Tool Use & Environment

Composite Service

Expose one MCP tool that orchestrates several underlying API calls into a single higher-level operation, so the agent invokes a task-level capability instead of chaining many low-level endpoints.

Problem

A one-to-one endpoint-to-tool mapping pushes orchestration onto the model: it must know the right call order, thread each output into the next input, and handle partial failures across calls. This bloats the tool list, spends tokens on intermediate reasoning, and makes brittle multi-call sequences that fail in hard-to-debug ways. The team needs the agent to express intent at the level of the task, not the level of individual HTTP calls.

Solution

Identify recurring multi-call workflows and expose each as one MCP tool whose handler performs the calls, threads the intermediate results, and returns a single typed result.
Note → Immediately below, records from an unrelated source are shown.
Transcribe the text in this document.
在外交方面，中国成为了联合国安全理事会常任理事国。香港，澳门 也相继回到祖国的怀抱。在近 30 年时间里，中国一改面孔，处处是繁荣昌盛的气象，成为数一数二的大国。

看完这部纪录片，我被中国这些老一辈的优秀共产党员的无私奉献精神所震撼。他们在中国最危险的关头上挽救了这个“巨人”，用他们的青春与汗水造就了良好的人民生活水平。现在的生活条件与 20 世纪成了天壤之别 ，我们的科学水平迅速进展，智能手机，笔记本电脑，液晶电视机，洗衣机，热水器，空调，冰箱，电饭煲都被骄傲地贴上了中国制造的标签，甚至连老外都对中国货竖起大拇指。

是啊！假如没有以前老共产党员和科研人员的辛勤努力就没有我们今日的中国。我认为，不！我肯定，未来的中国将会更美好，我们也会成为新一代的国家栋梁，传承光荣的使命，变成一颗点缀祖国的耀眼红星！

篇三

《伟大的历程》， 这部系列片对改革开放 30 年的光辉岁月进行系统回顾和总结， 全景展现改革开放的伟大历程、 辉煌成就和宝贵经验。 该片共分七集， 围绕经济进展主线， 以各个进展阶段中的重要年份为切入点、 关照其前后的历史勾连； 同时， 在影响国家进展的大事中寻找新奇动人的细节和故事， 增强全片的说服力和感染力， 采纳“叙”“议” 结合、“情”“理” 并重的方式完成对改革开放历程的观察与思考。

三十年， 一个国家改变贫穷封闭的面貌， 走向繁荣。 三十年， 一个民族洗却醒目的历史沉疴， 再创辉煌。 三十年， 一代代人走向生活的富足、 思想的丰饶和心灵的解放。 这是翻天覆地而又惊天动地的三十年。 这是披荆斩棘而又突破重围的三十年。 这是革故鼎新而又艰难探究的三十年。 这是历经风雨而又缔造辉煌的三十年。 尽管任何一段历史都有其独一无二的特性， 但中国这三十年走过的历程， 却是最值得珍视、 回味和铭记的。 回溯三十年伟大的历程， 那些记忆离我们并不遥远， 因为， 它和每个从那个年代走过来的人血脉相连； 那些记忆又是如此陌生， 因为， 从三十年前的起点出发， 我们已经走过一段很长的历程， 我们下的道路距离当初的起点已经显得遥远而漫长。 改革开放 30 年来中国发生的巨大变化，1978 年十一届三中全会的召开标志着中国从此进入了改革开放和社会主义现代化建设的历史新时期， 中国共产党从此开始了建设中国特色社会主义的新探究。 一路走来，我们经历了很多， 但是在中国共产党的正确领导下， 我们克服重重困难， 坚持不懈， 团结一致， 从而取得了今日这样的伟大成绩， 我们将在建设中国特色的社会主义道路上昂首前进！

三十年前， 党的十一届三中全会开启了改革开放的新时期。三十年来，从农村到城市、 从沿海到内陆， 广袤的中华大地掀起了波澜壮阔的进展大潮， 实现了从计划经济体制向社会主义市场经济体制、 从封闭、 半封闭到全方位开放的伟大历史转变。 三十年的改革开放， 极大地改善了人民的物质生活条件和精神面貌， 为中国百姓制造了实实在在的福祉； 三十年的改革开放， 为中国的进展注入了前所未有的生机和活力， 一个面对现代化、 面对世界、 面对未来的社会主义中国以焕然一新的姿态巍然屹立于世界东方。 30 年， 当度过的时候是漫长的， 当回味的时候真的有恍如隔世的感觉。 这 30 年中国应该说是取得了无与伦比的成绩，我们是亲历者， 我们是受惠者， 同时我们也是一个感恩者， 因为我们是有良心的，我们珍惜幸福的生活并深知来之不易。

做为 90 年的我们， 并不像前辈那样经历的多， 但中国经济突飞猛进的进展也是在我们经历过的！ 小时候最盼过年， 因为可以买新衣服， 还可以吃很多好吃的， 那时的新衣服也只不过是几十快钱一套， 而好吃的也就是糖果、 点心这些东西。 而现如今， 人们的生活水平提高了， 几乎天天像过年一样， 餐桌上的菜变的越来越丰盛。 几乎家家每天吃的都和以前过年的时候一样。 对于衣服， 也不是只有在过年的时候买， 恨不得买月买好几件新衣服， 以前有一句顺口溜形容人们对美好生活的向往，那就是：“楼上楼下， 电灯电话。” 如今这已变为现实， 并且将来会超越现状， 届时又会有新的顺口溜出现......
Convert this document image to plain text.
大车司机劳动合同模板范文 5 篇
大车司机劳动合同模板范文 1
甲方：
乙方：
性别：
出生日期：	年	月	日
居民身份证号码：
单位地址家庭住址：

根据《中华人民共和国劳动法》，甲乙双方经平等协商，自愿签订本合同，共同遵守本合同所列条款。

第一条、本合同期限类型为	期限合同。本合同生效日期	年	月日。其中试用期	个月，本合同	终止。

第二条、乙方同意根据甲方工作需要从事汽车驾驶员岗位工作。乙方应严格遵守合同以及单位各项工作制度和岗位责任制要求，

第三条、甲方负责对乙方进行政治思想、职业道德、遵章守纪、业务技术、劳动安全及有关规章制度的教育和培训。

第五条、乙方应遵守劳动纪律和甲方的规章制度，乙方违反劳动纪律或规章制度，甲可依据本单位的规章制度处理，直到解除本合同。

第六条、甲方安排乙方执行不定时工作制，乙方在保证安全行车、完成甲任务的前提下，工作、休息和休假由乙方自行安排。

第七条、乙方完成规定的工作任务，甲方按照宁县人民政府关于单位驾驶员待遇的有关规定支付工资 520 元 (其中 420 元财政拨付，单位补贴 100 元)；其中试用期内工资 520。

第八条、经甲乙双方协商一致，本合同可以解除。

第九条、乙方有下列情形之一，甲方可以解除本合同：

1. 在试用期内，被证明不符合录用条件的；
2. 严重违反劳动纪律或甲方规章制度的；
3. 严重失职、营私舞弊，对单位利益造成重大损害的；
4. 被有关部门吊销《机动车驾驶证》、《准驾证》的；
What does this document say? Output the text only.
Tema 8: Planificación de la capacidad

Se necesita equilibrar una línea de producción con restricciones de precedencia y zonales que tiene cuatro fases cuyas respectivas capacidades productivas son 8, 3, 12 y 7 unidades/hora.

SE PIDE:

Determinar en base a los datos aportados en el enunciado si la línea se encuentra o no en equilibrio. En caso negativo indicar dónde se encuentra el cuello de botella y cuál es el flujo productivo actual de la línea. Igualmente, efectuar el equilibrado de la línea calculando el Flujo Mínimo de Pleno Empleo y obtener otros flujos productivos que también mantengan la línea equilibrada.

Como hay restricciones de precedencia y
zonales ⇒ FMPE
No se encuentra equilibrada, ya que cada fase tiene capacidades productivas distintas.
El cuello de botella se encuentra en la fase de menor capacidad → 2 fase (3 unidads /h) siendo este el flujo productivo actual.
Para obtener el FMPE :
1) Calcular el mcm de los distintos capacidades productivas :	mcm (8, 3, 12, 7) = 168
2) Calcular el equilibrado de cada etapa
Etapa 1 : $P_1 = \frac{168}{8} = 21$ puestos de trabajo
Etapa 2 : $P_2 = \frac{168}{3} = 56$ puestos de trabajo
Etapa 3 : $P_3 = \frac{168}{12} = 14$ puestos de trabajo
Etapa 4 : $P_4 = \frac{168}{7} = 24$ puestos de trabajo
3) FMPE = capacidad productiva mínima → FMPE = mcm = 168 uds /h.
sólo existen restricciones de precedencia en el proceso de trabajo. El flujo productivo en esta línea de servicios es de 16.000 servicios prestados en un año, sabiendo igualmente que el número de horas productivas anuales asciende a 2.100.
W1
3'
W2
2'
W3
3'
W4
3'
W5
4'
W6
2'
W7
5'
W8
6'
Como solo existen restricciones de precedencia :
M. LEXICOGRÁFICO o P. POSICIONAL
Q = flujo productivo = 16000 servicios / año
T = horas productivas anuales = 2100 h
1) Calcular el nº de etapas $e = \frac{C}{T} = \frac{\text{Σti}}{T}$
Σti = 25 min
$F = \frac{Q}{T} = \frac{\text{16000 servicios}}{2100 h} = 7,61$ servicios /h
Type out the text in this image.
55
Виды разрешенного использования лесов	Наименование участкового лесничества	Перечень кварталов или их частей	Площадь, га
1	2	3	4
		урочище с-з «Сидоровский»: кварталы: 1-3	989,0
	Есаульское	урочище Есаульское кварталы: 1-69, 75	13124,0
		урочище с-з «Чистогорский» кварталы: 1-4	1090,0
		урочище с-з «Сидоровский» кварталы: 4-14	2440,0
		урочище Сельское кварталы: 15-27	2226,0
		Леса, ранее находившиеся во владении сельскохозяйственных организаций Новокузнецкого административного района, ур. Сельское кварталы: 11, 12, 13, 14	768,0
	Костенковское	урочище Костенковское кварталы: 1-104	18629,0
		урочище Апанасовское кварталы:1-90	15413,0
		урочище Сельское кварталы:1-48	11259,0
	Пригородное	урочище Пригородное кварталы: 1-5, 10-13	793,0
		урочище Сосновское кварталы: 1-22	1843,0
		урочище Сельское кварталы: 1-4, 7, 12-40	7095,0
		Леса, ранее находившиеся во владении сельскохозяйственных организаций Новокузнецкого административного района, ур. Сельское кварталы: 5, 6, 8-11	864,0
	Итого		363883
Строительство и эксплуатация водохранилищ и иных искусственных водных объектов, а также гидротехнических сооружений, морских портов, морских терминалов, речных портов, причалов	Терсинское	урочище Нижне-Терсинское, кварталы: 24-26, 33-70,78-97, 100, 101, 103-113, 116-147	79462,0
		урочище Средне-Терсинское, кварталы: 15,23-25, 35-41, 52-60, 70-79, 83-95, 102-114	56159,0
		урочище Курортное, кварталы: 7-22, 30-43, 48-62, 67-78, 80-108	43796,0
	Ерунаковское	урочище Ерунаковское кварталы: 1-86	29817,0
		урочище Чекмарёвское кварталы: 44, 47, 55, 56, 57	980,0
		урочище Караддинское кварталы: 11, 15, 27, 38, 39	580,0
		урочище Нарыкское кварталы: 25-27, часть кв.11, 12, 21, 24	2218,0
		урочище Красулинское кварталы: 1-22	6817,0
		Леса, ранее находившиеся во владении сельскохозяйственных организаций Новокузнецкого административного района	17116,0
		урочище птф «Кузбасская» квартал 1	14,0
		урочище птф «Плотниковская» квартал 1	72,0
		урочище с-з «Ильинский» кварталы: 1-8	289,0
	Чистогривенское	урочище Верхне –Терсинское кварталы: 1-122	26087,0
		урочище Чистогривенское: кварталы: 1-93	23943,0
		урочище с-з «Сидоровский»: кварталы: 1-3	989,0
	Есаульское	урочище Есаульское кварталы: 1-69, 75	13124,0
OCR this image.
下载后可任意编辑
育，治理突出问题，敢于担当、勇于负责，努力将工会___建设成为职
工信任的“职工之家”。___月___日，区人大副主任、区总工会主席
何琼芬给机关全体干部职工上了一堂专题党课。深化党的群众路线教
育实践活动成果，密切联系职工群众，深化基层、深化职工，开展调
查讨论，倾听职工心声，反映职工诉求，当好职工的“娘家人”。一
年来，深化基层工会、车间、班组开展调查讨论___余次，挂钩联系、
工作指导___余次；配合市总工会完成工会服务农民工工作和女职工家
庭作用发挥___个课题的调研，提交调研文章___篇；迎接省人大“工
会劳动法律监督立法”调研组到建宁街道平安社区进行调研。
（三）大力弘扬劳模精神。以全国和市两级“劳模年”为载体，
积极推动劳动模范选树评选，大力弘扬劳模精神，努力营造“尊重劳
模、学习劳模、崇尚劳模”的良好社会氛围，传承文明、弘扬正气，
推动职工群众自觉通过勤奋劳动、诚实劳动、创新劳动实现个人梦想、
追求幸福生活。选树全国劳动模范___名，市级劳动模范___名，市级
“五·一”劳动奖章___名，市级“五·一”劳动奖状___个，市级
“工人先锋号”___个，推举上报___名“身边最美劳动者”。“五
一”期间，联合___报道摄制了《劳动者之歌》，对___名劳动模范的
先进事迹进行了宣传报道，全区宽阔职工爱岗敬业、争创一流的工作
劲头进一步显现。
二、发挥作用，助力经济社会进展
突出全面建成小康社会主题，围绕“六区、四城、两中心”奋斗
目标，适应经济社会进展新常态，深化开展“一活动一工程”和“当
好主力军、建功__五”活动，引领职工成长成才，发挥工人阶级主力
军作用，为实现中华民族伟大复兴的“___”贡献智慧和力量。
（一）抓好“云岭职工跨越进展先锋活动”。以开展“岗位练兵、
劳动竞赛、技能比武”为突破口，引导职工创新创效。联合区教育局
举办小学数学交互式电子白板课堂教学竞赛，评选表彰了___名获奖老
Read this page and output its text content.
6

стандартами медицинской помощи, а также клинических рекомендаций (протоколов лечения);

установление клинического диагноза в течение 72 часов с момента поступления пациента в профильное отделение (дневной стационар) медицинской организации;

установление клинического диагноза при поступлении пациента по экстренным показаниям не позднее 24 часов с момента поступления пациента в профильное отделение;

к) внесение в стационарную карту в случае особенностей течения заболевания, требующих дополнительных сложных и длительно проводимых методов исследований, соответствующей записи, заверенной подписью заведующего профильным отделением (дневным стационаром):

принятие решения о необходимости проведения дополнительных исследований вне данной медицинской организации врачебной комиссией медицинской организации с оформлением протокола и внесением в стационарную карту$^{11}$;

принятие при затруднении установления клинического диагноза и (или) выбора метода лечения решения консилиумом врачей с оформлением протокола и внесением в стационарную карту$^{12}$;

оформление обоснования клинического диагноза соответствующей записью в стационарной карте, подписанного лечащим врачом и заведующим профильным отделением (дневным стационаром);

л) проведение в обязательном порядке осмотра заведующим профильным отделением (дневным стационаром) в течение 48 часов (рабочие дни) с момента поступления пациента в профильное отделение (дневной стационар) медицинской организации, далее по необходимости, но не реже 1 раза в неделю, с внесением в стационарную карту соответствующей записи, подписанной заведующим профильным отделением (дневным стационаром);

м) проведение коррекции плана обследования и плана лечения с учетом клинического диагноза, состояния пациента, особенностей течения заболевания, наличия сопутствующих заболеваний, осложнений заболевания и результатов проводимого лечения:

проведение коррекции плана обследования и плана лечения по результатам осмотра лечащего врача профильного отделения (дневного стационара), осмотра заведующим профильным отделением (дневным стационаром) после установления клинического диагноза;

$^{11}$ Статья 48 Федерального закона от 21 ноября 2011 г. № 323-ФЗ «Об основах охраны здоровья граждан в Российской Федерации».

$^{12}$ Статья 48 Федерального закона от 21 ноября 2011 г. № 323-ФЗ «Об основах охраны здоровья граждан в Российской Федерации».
Keep each composite cohesive — one business capability per tool, such as a deploy_project that internally creates the project, sets environment variables, and triggers the deployment — and keep the underlying integrations modular so one API's change does not cascade. Define explicit partial-failure semantics so the tool reports which underlying call failed. This is the capability-aggregation step beyond direct-api-wrapper; when the orchestration is itself better expressed as code the agent writes, see mcp-as-code-api, and when many composites need organising under one server, hierarchical-tool-selection helps the model navigate them.

When to use

  • Common tasks span several endpoints in a fixed order.
  • A one-to-one tool surface is too large or too chatty for reliable tool selection.
  • Orchestration logic is stable enough to own on the server and reuse across tasks.
  • Partial-failure handling across calls should be consistent rather than re-derived by the model.